University of Maine researcher to testify Tuesday at Congressional hearing on supporting sustainable agriculture
A University of Maine researcher will serve as an expert witness at a Congressional hearing Tuesday afternoon examining the role of farmers and ranchers in solving climate change and increasing food production.
Rachel E. Schattman will virtually participate in a hearing of the U.S. House Committee on Oversight and Reform Subcommittee on Environment that begins at 2 p.m. and can be viewed live here. Other witnesses include the president of the Association of American Indian Farmers and two farmers from the Midwest.
A former commercial farmer herself, Schattman is an assistant professor of sustainable agriculture in the School of Food and Agriculture at the R1 University of Maine, where she leads the Agroecology Lab that supports research to help farms be more resilient in a changing climate while protecting natural resources.
Her testimony will focus on findings from her research about what farmers need to adopt sustainable practices, and highlight an innovative UMaine pilot program that is helping vegetable and small fruit growers in the Northeast put climate adaptation approaches in place.
This is the second time in as many months UMaine experts have been invited to inform the work of Congress as expert hearing witnesses. In May, the university’s liaison to the forest products industry, Shane O’Neill, testified about workforce development and innovation in that sector at the invitation of the U.S. House Agriculture Committee’s Conservation and Forestry Subcommittee.

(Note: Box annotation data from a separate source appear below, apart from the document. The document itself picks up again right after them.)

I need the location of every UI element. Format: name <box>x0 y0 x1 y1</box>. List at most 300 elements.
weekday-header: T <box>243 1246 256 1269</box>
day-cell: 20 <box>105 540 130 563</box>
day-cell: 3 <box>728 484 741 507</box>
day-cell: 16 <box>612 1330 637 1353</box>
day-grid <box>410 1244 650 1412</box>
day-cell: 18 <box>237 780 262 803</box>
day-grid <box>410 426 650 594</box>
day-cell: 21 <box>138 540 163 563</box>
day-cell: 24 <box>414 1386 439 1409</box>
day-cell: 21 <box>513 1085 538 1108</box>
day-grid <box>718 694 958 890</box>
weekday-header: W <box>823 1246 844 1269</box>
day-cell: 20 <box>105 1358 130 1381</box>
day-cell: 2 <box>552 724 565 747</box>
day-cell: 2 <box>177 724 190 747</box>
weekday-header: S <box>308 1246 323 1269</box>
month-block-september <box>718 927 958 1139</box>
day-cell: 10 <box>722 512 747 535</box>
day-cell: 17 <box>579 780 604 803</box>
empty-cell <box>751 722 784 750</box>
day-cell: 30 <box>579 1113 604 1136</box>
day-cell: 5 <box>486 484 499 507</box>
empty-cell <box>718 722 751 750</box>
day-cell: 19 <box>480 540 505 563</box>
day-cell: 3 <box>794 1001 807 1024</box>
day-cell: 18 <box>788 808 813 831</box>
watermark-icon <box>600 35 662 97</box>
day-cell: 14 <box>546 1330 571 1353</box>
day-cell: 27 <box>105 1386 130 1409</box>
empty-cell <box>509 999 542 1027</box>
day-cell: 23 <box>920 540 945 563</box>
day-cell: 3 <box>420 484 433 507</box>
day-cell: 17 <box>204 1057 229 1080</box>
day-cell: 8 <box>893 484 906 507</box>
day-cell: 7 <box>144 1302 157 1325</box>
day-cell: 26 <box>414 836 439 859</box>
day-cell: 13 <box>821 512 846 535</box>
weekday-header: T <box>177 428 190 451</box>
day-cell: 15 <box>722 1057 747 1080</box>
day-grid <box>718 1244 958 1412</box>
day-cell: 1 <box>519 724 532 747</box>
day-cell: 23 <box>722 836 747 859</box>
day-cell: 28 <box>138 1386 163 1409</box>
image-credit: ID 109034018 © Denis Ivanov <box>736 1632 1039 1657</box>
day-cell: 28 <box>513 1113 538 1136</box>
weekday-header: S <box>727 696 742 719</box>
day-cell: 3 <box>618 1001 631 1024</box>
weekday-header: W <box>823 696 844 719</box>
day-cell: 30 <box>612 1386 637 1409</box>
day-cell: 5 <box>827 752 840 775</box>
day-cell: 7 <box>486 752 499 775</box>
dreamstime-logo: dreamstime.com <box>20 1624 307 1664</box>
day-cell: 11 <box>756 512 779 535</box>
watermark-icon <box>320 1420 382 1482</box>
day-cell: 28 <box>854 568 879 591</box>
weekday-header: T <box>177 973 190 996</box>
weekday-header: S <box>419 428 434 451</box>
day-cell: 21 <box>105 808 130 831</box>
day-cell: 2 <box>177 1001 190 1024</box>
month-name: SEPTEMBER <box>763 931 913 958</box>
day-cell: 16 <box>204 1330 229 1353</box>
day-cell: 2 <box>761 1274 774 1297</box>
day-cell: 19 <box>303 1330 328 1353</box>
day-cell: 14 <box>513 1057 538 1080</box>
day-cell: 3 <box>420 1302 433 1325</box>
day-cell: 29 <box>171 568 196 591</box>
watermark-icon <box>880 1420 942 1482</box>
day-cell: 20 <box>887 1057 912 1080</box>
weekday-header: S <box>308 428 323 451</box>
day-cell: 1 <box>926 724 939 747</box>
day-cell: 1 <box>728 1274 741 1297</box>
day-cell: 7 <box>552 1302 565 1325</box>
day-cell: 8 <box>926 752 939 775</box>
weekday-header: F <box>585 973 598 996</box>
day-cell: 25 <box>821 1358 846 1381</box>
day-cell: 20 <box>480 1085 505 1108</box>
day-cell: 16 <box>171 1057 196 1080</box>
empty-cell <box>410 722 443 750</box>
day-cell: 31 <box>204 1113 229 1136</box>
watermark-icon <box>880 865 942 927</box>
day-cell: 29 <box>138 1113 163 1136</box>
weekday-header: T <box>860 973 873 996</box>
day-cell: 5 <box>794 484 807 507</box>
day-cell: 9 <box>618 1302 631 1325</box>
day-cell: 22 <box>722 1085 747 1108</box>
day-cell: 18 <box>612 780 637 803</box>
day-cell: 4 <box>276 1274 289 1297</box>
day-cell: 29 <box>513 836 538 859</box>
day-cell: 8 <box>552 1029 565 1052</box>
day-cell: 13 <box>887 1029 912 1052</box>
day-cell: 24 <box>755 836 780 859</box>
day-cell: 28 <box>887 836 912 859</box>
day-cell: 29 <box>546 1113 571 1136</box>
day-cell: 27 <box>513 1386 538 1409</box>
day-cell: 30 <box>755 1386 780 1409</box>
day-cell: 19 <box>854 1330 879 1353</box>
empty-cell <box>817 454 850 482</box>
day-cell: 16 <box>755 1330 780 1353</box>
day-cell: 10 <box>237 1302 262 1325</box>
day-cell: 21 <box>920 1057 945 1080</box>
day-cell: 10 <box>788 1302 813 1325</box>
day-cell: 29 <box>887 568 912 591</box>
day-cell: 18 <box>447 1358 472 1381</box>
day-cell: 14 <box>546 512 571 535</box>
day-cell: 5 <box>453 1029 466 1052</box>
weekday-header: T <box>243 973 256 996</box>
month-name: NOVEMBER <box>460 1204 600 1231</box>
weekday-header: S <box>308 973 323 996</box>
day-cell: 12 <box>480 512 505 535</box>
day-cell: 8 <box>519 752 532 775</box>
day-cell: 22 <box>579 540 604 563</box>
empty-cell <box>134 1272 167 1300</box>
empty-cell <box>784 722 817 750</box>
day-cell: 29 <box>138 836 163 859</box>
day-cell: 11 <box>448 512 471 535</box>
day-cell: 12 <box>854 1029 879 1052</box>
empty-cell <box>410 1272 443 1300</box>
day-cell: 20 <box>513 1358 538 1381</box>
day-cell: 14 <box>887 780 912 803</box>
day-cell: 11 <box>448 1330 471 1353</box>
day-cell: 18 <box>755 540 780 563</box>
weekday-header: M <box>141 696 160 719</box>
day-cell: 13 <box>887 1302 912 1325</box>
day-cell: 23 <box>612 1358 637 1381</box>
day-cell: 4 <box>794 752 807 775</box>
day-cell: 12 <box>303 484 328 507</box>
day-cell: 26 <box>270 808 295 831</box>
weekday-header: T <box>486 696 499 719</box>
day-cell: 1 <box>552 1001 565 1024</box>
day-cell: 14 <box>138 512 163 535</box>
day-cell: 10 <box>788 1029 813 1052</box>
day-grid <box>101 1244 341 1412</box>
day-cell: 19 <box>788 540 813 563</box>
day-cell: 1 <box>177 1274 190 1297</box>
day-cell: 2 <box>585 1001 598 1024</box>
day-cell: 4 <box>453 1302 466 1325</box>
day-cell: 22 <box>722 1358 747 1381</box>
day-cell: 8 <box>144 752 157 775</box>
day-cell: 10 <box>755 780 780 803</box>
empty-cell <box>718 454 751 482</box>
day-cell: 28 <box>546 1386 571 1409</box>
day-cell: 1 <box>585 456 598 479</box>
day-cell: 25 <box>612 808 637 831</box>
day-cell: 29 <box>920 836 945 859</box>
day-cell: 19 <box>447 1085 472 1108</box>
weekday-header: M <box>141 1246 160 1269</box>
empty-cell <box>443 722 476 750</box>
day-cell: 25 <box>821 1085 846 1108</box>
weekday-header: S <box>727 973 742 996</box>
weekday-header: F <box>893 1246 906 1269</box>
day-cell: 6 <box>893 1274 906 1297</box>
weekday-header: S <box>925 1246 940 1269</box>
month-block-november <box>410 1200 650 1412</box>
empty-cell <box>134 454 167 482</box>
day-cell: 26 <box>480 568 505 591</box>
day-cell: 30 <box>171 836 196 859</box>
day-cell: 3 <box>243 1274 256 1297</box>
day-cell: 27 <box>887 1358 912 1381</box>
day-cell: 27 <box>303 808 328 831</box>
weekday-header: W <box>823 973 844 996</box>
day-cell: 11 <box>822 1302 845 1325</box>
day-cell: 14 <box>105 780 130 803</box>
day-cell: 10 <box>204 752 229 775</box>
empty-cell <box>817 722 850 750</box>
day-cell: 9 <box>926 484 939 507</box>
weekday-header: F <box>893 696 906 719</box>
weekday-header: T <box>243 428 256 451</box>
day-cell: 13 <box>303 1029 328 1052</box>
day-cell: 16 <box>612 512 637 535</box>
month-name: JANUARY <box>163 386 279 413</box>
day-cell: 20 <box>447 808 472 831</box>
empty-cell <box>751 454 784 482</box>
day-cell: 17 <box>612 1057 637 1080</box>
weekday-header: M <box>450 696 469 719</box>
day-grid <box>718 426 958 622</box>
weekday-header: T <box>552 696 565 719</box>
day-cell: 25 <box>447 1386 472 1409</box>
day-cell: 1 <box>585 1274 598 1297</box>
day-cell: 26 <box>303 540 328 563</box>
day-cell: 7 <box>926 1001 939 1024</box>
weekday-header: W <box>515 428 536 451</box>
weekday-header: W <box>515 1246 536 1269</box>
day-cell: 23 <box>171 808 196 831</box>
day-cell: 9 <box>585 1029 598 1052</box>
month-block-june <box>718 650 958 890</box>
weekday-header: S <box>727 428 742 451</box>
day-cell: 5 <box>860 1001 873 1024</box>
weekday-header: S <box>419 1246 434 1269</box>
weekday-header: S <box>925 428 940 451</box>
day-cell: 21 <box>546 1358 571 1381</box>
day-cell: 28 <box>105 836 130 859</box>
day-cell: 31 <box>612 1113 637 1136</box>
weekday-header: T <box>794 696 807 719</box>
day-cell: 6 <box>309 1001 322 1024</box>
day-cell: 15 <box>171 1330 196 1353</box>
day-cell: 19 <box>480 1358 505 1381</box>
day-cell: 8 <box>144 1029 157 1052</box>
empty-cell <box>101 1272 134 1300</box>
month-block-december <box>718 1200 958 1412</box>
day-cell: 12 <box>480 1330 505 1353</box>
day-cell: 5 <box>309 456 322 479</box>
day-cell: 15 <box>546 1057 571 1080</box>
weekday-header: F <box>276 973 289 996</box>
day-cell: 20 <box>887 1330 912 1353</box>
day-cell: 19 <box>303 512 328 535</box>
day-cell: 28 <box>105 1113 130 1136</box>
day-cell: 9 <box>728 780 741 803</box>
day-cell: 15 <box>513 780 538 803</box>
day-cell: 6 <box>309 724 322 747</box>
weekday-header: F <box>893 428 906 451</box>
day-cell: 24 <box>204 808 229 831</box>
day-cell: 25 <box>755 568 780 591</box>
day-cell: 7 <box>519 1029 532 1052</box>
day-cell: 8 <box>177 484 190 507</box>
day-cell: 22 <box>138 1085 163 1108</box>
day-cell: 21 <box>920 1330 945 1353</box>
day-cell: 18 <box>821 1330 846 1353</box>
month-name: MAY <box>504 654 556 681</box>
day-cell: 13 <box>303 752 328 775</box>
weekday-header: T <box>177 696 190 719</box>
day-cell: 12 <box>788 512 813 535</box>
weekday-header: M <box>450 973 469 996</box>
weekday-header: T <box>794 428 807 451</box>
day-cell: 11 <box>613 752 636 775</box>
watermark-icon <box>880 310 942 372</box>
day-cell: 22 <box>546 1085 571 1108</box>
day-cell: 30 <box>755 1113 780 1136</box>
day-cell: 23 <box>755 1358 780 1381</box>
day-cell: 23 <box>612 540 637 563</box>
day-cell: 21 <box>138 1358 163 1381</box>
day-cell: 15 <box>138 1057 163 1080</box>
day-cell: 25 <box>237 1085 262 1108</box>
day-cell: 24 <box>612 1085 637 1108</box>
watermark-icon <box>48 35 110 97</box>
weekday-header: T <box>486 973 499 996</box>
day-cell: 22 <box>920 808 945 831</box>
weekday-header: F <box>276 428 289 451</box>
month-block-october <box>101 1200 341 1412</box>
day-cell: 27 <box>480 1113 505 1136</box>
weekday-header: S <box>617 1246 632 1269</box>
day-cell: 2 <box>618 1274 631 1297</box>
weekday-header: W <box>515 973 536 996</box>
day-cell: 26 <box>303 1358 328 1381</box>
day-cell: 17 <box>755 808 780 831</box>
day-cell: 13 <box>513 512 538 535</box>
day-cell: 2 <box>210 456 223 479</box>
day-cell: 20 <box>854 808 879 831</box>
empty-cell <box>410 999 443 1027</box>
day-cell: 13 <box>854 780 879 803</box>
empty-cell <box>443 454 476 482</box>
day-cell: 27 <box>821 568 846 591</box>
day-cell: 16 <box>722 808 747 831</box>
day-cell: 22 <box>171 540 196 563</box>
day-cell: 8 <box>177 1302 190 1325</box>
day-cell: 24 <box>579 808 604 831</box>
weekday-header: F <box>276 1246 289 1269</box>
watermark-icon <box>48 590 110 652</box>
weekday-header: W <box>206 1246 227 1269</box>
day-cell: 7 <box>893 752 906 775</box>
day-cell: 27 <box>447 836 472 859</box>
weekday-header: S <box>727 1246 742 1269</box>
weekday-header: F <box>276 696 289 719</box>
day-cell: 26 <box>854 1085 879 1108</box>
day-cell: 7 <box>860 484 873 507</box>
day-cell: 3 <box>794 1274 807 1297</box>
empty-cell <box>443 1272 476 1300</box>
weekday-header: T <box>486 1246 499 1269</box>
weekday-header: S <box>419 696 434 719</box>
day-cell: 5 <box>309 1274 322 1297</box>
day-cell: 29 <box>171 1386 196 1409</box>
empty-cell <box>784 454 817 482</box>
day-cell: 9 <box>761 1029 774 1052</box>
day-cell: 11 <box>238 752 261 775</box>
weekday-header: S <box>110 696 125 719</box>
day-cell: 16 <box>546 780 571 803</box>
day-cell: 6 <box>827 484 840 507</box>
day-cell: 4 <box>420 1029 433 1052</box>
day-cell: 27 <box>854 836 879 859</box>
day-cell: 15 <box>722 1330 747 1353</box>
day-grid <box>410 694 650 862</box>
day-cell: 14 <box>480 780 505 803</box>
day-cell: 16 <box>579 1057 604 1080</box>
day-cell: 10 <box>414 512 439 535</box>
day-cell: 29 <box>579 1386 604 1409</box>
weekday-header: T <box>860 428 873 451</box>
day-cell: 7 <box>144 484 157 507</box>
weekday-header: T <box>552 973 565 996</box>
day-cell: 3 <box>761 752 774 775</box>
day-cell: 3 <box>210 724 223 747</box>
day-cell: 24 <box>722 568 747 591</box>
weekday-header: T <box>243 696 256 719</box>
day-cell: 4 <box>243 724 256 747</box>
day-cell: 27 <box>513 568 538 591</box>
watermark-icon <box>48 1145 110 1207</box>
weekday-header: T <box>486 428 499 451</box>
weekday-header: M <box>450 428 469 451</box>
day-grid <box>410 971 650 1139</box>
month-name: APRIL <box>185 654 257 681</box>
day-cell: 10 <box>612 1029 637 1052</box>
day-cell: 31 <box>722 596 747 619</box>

“The University of Maine is a world-class, R1 research university where faculty and students work together to create new knowledge and innovations to solve our state’s and the world’s most pressing problems — including adapting to and mitigating climate change,” said President Joan Ferrini-Mundy, who is also vice chancellor for research and innovation for the University of Maine System.
“UMaine researchers are called upon by policymakers from the State House to the U.S. Capitol and by communities and companies in between, and that is a testament to their terrific work and decades of public and private partnership and investment. We are proud that our university is such a vital public asset, and look forward to only increasing our impact on Maine and beyond in the years to come.”